Dois recursos especiais foram afetados ao rito dos repetitivos para fixação de tese vinculante, sob relatoria da ministra Maria Thereza de Assis Moura.
O STJ determinou a suspensão dos processos sobre o tema em que haja recurso especial ou agravo em recurso especial na segunda instância, ou que já tramitem no próprio tribunal.
A controvérsia envolve servidores municipais de Estreito (MA) e o direito ao pagamento de adicional por tempo de serviço.
O benefício foi criado por lei municipal de 1990, mas ficou por longo período sem implementação pela administração.
Os servidores pedem o pagamento das parcelas retroativas aos cinco anos anteriores ao ajuizamento da ação, reconhecendo como prescritas as parcelas mais antigas com base no art. 1º do Decreto-Lei 20.910/1932.
O Tribunal de Justiça do Maranhão aplicou o Decreto-Lei 20.910/1932 para declarar a prescrição do direito de receber o adicional por tempo de serviço.
A corte entendeu que o próprio fundo de direito prescreve quando o servidor permanece inerte por longo período, sem requerer o benefício.
A decisão do TJ-MA contrasta com a Súmula 85 do STJ, que prevê que, em trato sucessivo com a Fazenda Pública como devedora, sem negativa do próprio direito reclamado, a prescrição atinge apenas as parcelas anteriores ao quinquênio que antecede a ação.
O TJ-MA sustenta que o enunciado deve ser contextualizado para admitir prescrição do fundo de direito em caso de longa inércia.
Os servidores afirmam que o direito nunca foi negado, porque, como o município jamais aplicou o adicional, não teria havido negativa formal.

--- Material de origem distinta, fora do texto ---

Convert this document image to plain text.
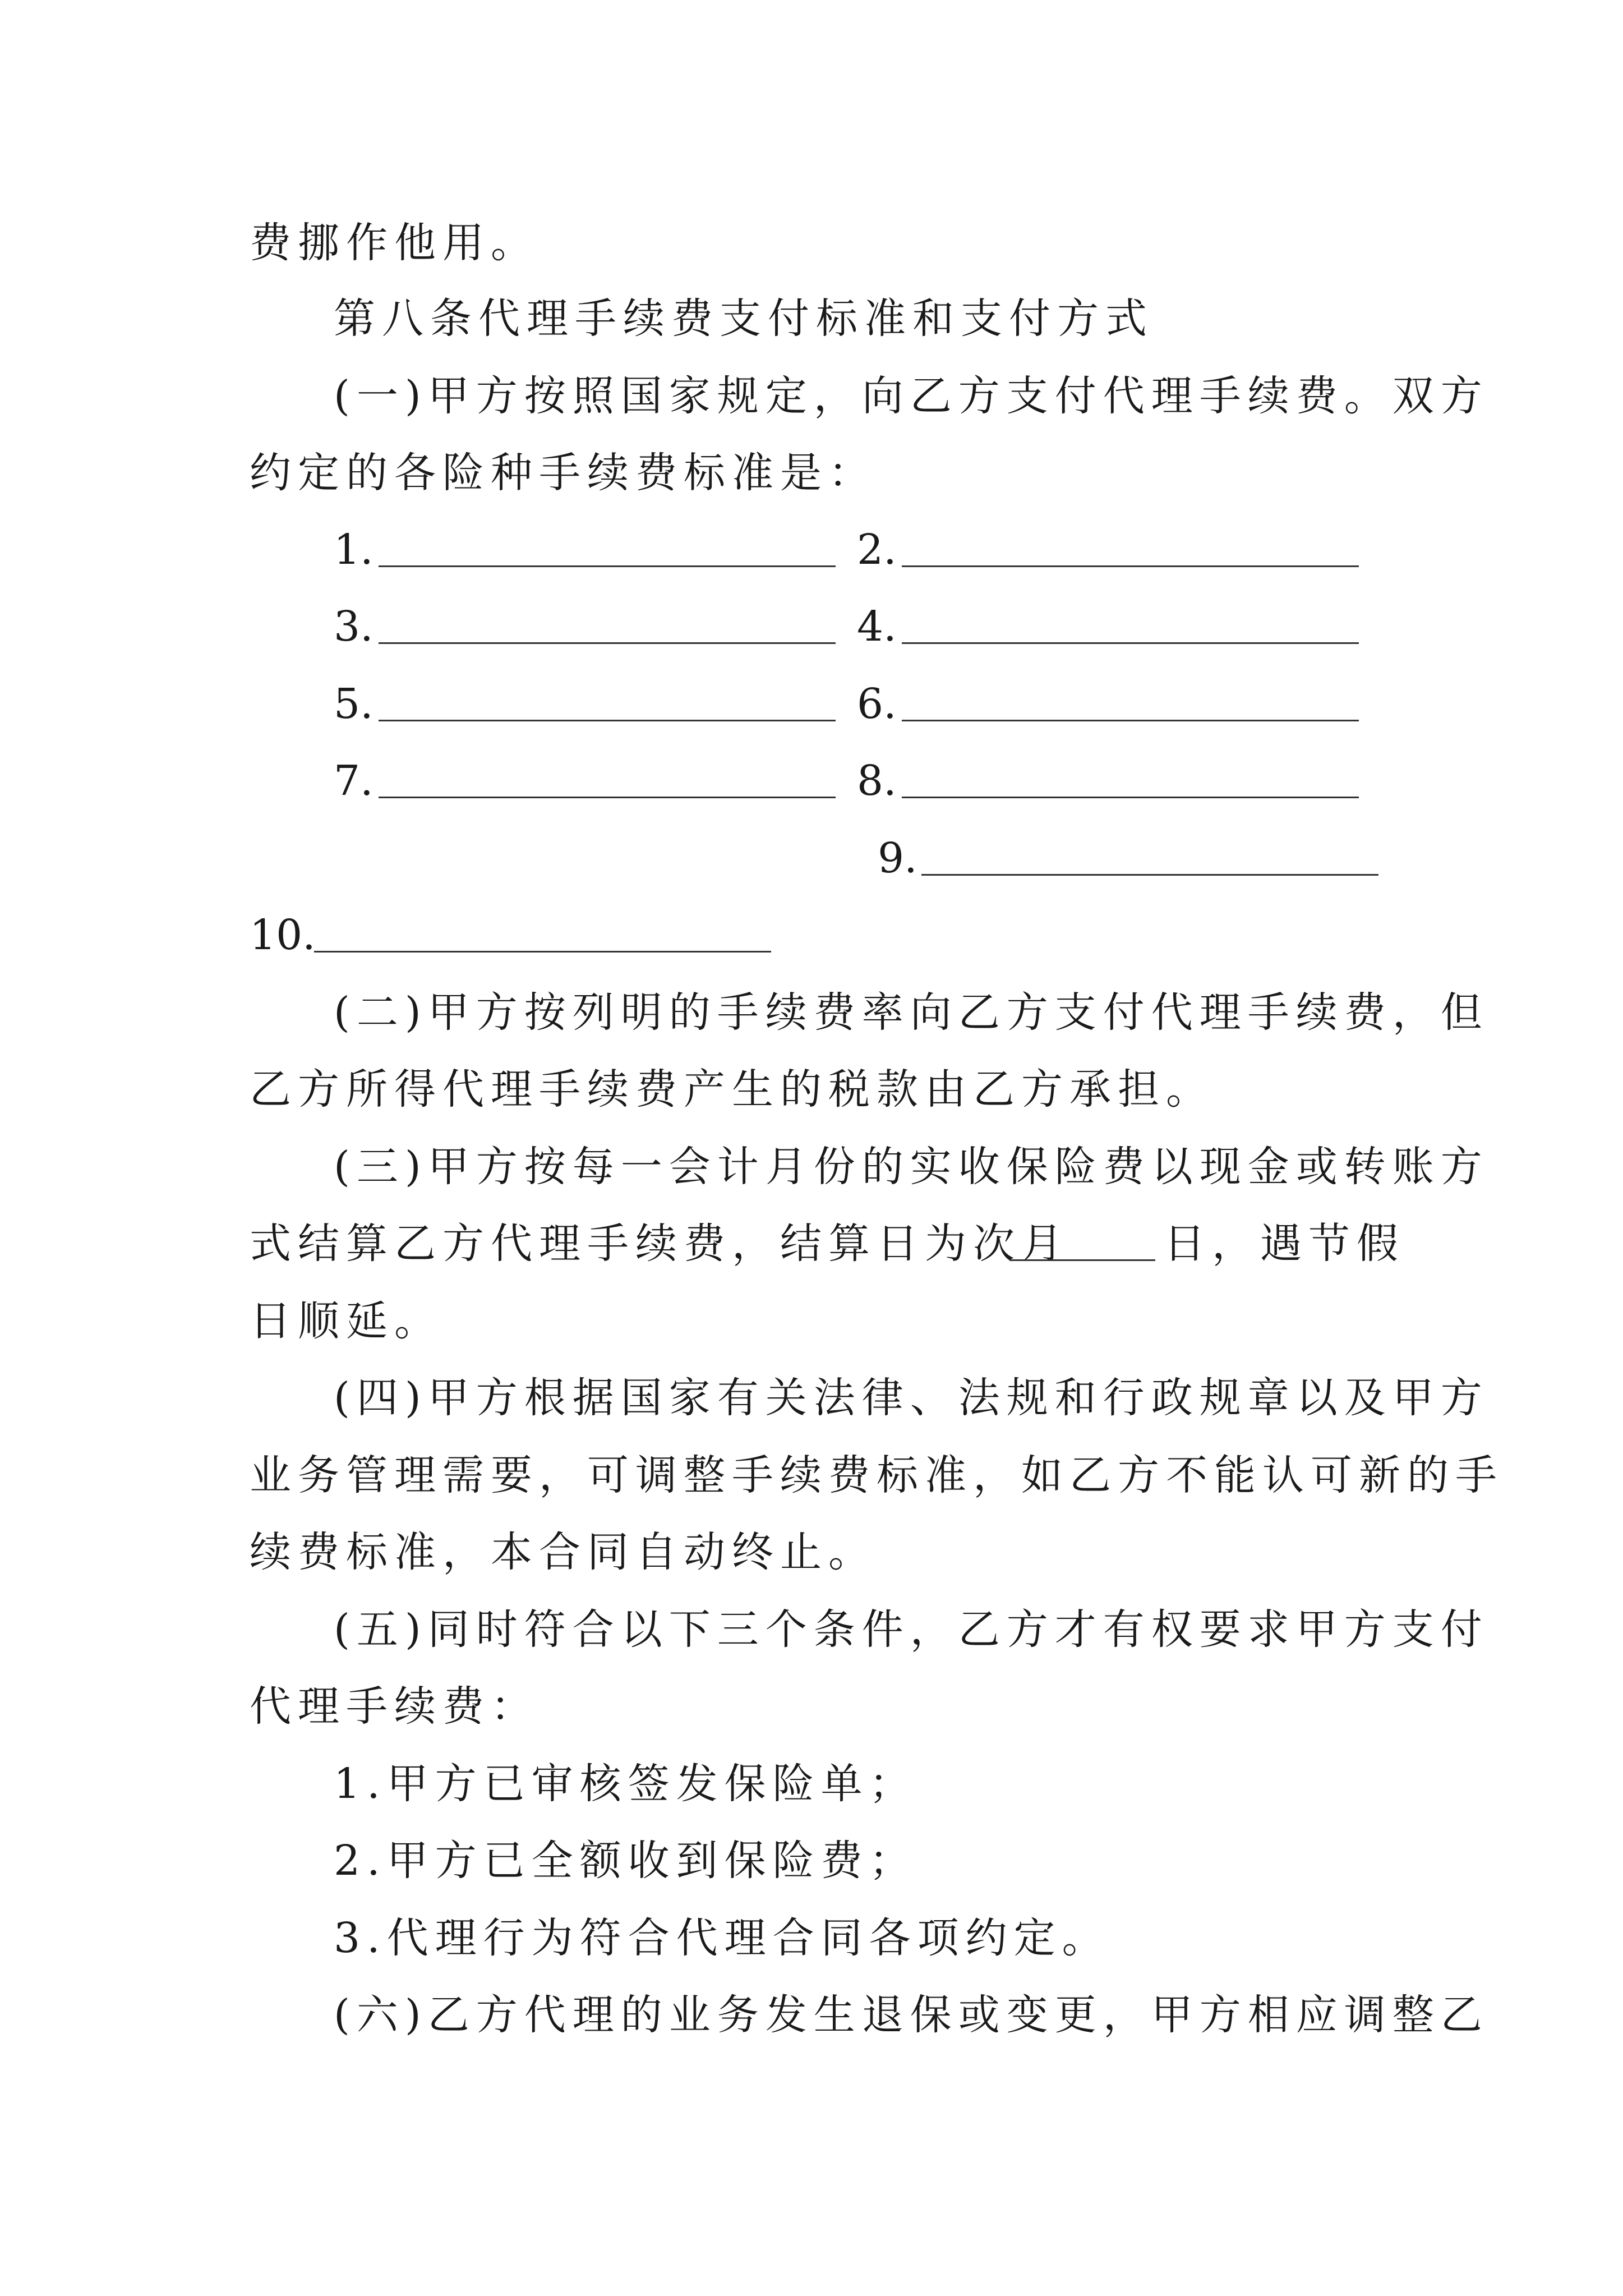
费挪作他用。
第八条代理手续费支付标准和支付方式
(一)甲方按照国家规定，向乙方支付代理手续费。双方
约定的各险种手续费标准是：
1.	2.
3.	4.
5.	6.
7.	8.
9.
10.
(二)甲方按列明的手续费率向乙方支付代理手续费，但
乙方所得代理手续费产生的税款由乙方承担。
(三)甲方按每一会计月份的实收保险费以现金或转账方
式结算乙方代理手续费，结算日为次月 日，遇节假
日顺延。
(四)甲方根据国家有关法律、法规和行政规章以及甲方
业务管理需要，可调整手续费标准，如乙方不能认可新的手
续费标准，本合同自动终止。
(五)同时符合以下三个条件，乙方才有权要求甲方支付
代理手续费：
1.甲方已审核签发保险单；
2.甲方已全额收到保险费；
3.代理行为符合代理合同各项约定。
(六)乙方代理的业务发生退保或变更，甲方相应调整乙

A relatora indicou que há jurisprudência do STJ exigindo negativa expressa e formal do direito em si, citando como exemplo o Tema 1.326, em que se entendeu que a falta de complementação não equivalia a negativa ao direito.
A tese tende a definir se a prescrição do fundo de direito, em obrigações de trato sucessivo contra a Fazenda Pública, depende de negativa expressa do direito reclamado.
O alcance pode ir além do caso de Estreito (MA), afetando vínculos obrigacionais com a administração pública cuja execução seja contínua ou periodicamente renovada.
O STJ também vai decidir, especificamente, se a inércia do município em implantar o adicional previsto no art. 288 da Lei Municipal 7/1990 em folha de pagamento iniciou o prazo de prescrição do fundo de direito.